Adding the client certificate to your clients
To be able to browse to this URL we’ll need to add the client certificate to your clients - be it browsers, tablets, smartphones, …
Browsers
In Firefox, click on the menu on the right and navigate to Settings → Privacy & Security and scroll down to “Certificates”. There click on “View Certificates”. Hit “Import”, specify the you created earlier (mtls_client_cert.pfx
), and enter the password. Afterwards you’ll end up with something like this:
For Chromium (and I think pretty much all Chromium based browsers), open the menu and navigate to Settings → Privacy and security → Security and scroll down to “Manage certificates”. Same story here, hit “Import”, specify the file and password, and it’ll be added.
Once you’ve imported the certificate restart your browser, and if you browse back to the URL, you should be asked for the certificate to use.
Specify it and you’ll be right in :)
Android
You’ll need to copy the mtls_client_cert.pfx
file over to your device in some way. I sent a Signal message to myself :)

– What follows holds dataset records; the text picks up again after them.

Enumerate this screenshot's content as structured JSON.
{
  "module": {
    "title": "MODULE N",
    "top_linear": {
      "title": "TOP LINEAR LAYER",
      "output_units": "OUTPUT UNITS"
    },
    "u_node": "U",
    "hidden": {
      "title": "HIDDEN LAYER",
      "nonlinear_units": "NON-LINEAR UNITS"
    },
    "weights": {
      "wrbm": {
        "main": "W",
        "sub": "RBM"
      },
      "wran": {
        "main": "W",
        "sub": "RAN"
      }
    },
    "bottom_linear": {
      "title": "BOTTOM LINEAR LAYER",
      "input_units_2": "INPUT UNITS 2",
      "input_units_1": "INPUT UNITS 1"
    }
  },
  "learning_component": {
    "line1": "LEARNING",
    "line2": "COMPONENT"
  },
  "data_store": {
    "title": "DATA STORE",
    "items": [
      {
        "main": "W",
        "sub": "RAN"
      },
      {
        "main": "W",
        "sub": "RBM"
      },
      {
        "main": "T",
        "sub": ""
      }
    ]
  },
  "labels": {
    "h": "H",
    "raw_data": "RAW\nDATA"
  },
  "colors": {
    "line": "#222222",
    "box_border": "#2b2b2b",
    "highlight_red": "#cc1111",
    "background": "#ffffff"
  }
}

It’s rather annoying to show any screenshots since most vendors have their own tweaks to the interface.
In the Android settings search for “User certificates”, which should bring you to a screen that contains the option “Install from device storage”. Once on this screen, specify “VPN and app user certificate”, browse to where you downloaded the file and enter the password.
Configuring the Home Assistant companion app
On your mobile device, open the Home Assistant Companion app, open the menu and navigate to Settings → Companion App and find the “Servers & Devices” section. Tap on your server and under “Connection Information” you’ll need to modify the “Home Assistant URL” to point to your Cloudflare tunnel hostname.
In case you want the app to use a different url when connected to your home WiFi, specify the SSID under “Home Network WiFi SSID” and add the internal URL under “Internal Connection URL”.